Dopo decenni di tentativi, parte finalmente un nuovo quadro della secondaria superiore. DiSAL ha sempre sostenuto le necessità e l’urgenza di un rinnovamento in un ordine di scuola che, dagli anni ’70, si è difeso con innovazioni e cambiamenti nati dal basso, ma contemporaneamente ha visto crescere al proprio interno seri problemi di distacco dalla realtà sociale e di crisi di motivazione allo studio.
Nei nuovi Regolamenti vi sono aspetti di indubbia novità: la semplificazione degli indirizzi; la riduzione (non per tutti) dell’impegno orario degli studenti; la scrittura per competenze di quanto ci si aspetta in cinque anni di studio; alcuni tentativi di aggiornamento tecnologico dell’istruzione tecnica e professionale.
Risultano utili, ai fini del necessario cambiamento di clima nelle superiori, l’aumento della percentuale di flessibilità curricolare ed il riferimento, almeno esigenziale, ad una “scuola delle competenze”.
E’ importante infine aver scelto l’avvio contemporaneo di tutte e tre i “canali” della secondaria: si può così sperare di invertire la liceizzazione passata e ridare futuro ad una scuola che prepari al mondo dell’impresa e delle professioni, con una nuova dignità culturale del lavoro, contro anni di impero dell’intellettualismo e dell’astrazione.
Purtroppo molti problemi restano insoluti.
Il momento economico forse non è dei migliori, ma rinnovare la scuola senza investire è come cambiare la macchina senza benzina. A questo si aggiungono le gravi difficoltà finanziarie derivanti dalla gestione amministrativa degli ultimi dieci anni.
Mentre è segno di buon senso aver accettato di limitare l’avvio delle novità al solo primo anno, risulta incomprensibile da ogni punto di vista la riduzione dell’orario settimanale alle classi dei tecnici e dei professionali successive al primo anno. Il risparmio della spesa pubblica, come d’altronde la difesa dell’occupazione, non sono in alcun modo ragioni valide per giustificare riforme di ordinamenti, come purtroppo già accaduto in passato. I licei sono stati risparmiati da questa riduzione puramente algebrica solo perché hanno già meno di 32 ore.

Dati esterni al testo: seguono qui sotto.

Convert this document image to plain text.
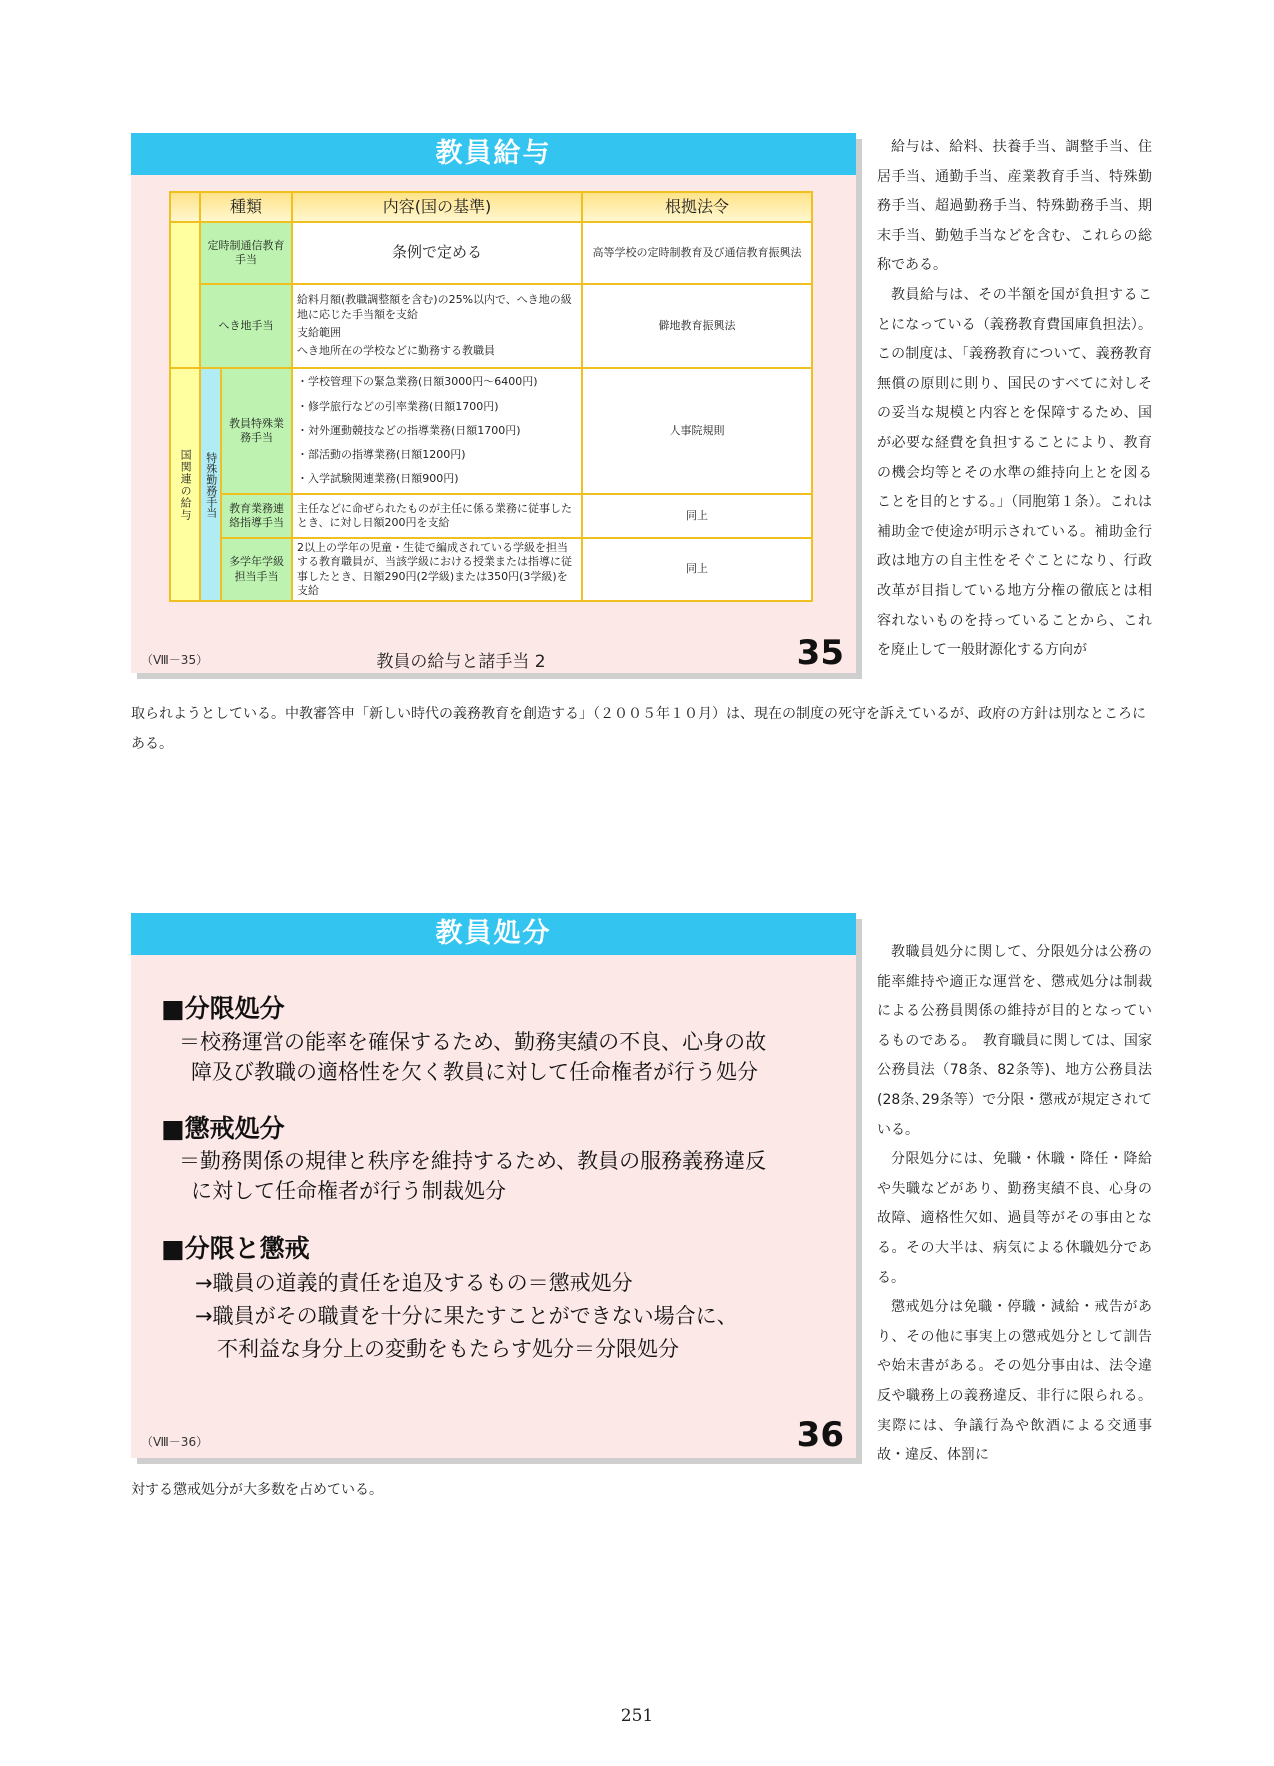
教員給与
	種類		内容(国の基準)	根拠法令
	定時制通信教育手当		条例で定める	高等学校の定時制教育及び通信教育振興法
	へき地手当		給料月額(教職調整額を含む)の25%以内で、へき地の級地に応じた手当額を支給
支給範囲
へき地所在の学校などに勤務する教職員	僻地教育振興法
国関連の給与	特殊勤務手当	教員特殊業務手当	・学校管理下の緊急業務(日額3000円～6400円)
・修学旅行などの引率業務(日額1700円)
・対外運動競技などの指導業務(日額1700円)
・部活動の指導業務(日額1200円)
・入学試験関連業務(日額900円)	人事院規則
		教育業務連絡指導手当	主任などに命ぜられたものが主任に係る業務に従事したとき、に対し日額200円を支給	同上
		多学年学級担当手当	2以上の学年の児童・生徒で編成されている学級を担当する教育職員が、当該学級における授業または指導に従事したとき、日額290円(2学級)または350円(3学級)を支給	同上
（Ⅷ－35）	教員の給与と諸手当 2	35

給与は、給料、扶養手当、調整手当、住居手当、通勤手当、産業教育手当、特殊勤務手当、超過勤務手当、特殊勤務手当、期末手当、勤勉手当などを含む、これらの総称である。

教員給与は、その半額を国が負担することになっている（義務教育費国庫負担法）。この制度は、「義務教育について、義務教育無償の原則に則り、国民のすべてに対しその妥当な規模と内容とを保障するため、国が必要な経費を負担することにより、教育の機会均等とその水準の維持向上とを図ることを目的とする。」（同胞第１条）。これは補助金で使途が明示されている。補助金行政は地方の自主性をそぐことになり、行政改革が目指している地方分権の徹底とは相容れないものを持っていることから、これを廃止して一般財源化する方向が

取られようとしている。中教審答申「新しい時代の義務教育を創造する」（２００５年１０月）は、現在の制度の死守を訴えているが、政府の方針は別なところにある。
教員処分
■分限処分
＝校務運営の能率を確保するため、勤務実績の不良、心身の故
障及び教職の適格性を欠く教員に対して任命権者が行う処分
■懲戒処分
＝勤務関係の規律と秩序を維持するため、教員の服務義務違反
に対して任命権者が行う制裁処分
■分限と懲戒
→職員の道義的責任を追及するもの＝懲戒処分
→職員がその職責を十分に果たすことができない場合に、
不利益な身分上の変動をもたらす処分＝分限処分
（Ⅷ－36）	36

教職員処分に関して、分限処分は公務の能率維持や適正な運営を、懲戒処分は制裁による公務員関係の維持が目的となっているものである。　教育職員に関しては、国家公務員法（78条、82条等)、地方公務員法(28条､29条等）で分限・懲戒が規定されている。

分限処分には、免職・休職・降任・降給や失職などがあり、勤務実績不良、心身の故障、適格性欠如、過員等がその事由となる。その大半は、病気による休職処分である。

懲戒処分は免職・停職・減給・戒告があり、その他に事実上の懲戒処分として訓告や始末書がある。その処分事由は、法令違反や職務上の義務違反、非行に限られる。実際には、争議行為や飲酒による交通事故・違反、体罰に

対する懲戒処分が大多数を占めている。
251
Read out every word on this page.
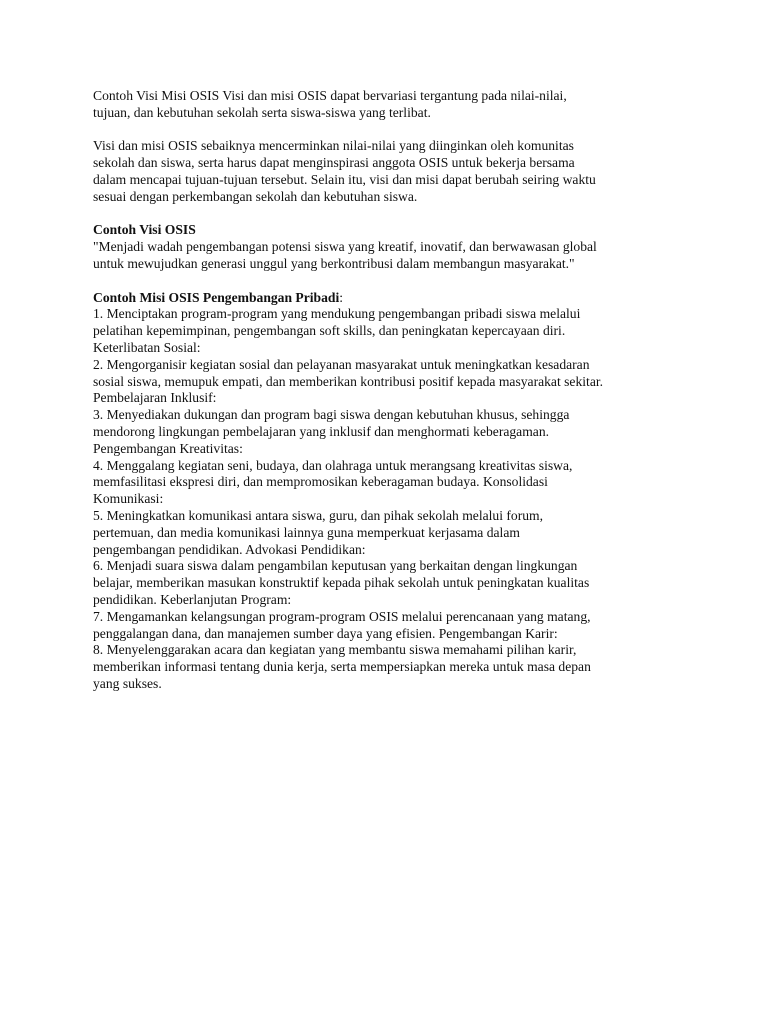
Contoh Visi Misi OSIS Visi dan misi OSIS dapat bervariasi tergantung pada nilai-nilai,
tujuan, dan kebutuhan sekolah serta siswa-siswa yang terlibat.
Visi dan misi OSIS sebaiknya mencerminkan nilai-nilai yang diinginkan oleh komunitas
sekolah dan siswa, serta harus dapat menginspirasi anggota OSIS untuk bekerja bersama
dalam mencapai tujuan-tujuan tersebut. Selain itu, visi dan misi dapat berubah seiring waktu
sesuai dengan perkembangan sekolah dan kebutuhan siswa.
Contoh Visi OSIS
"Menjadi wadah pengembangan potensi siswa yang kreatif, inovatif, dan berwawasan global
untuk mewujudkan generasi unggul yang berkontribusi dalam membangun masyarakat."
Contoh Misi OSIS Pengembangan Pribadi:
1. Menciptakan program-program yang mendukung pengembangan pribadi siswa melalui
pelatihan kepemimpinan, pengembangan soft skills, dan peningkatan kepercayaan diri.
Keterlibatan Sosial:
2. Mengorganisir kegiatan sosial dan pelayanan masyarakat untuk meningkatkan kesadaran
sosial siswa, memupuk empati, dan memberikan kontribusi positif kepada masyarakat sekitar.
Pembelajaran Inklusif:
3. Menyediakan dukungan dan program bagi siswa dengan kebutuhan khusus, sehingga
mendorong lingkungan pembelajaran yang inklusif dan menghormati keberagaman.
Pengembangan Kreativitas:
4. Menggalang kegiatan seni, budaya, dan olahraga untuk merangsang kreativitas siswa,
memfasilitasi ekspresi diri, dan mempromosikan keberagaman budaya. Konsolidasi
Komunikasi:
5. Meningkatkan komunikasi antara siswa, guru, dan pihak sekolah melalui forum,
pertemuan, dan media komunikasi lainnya guna memperkuat kerjasama dalam
pengembangan pendidikan. Advokasi Pendidikan:
6. Menjadi suara siswa dalam pengambilan keputusan yang berkaitan dengan lingkungan
belajar, memberikan masukan konstruktif kepada pihak sekolah untuk peningkatan kualitas
pendidikan. Keberlanjutan Program:
7. Mengamankan kelangsungan program-program OSIS melalui perencanaan yang matang,
penggalangan dana, dan manajemen sumber daya yang efisien. Pengembangan Karir:
8. Menyelenggarakan acara dan kegiatan yang membantu siswa memahami pilihan karir,
memberikan informasi tentang dunia kerja, serta mempersiapkan mereka untuk masa depan
yang sukses.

In generale la scelta dell’uscita a 19 anni penalizzerà i nostri giovani in Europa e nei paesi occidentali.
Su diversi problemi che DiSAL ha costantemente segnalato, speriamo ci sia presto possibilità di interventi migliorativi:
L’infelice scelta del biennio unico tra tecnici e professionali, con il conseguente aumento di materie teoriche in questi ultimi a scapito di scelte professionalizzanti e laboratori fin dalle prime classi, aumentando così gli ostacoli alla riuscita scolastica ed alla preparazione al lavoro;
La mancata scelta di un curricolo essenziale e chiaramente caratterizzante i singoli licei;
Il permanere della rigidezza delle classi di concorso e gli spazi di autonomia e flessibilità per le scuole di fatto limitati all’aumento di discipline;
Il mantenimento della separazione tra tecnici, professionali e percorsi regionali di formazione professionale, che, in un contesto di incertezza sul decentramento regionale, sarà fonte di doppioni e motivo di difficoltà per la ripresa di questo settore;
La limitata diffusione nei vari indirizzi della formazione scientifica, della cultura artistica e musicale, veri patrimoni della tradizione italiana;
Il rischio dell’inutilità degli uffici tecnici nell’istruzione tecnica e professionale, in assenza di rifinanziamento dell’innovazione tecnologica e di certezze nelle relazioni con le imprese.
Ora, soprattutto per l’azione che toccherà ai dirigenti scolastici, occorre: informazione completa e tempestiva; formazione dei docenti; certezza sugli organici; attenzione e rimedio a diversi guasti presenti nelle nuove classi di concorso; chiarezza su tempi e strumenti, per evitare un avvio d’anno confuso e ritardato.
Una cosa, sappiamo, non si potrà chiaramente avere: l’investimento di nuove risorse sull’istruzione, come accade invece in altri paesi avanzati.
«Toccherà ancora e come sempre alle scuole – ha ricordato ieri il presidente di DiSAL Roberto Pellegatta – a chi in esse è appassionato alla propria vocazione professionale ed ai giovani, rimboccarsi le maniche per fare dei pur limitati spazi di flessibilità e autonomia uno spiraglio di migliore risposta ai bisogni formativi dei giovani ed a quelli del contesto sociale o produttivo del Paese».
«Ma perché questo sia possibile – ha osservato Pellegatta – occorrerà cessare l’insana contrapposizione politico-sindacale, trasferita anche nelle scuole, per fare di questo riordino una base di partenza per più importanti e validi interventi migliorativi».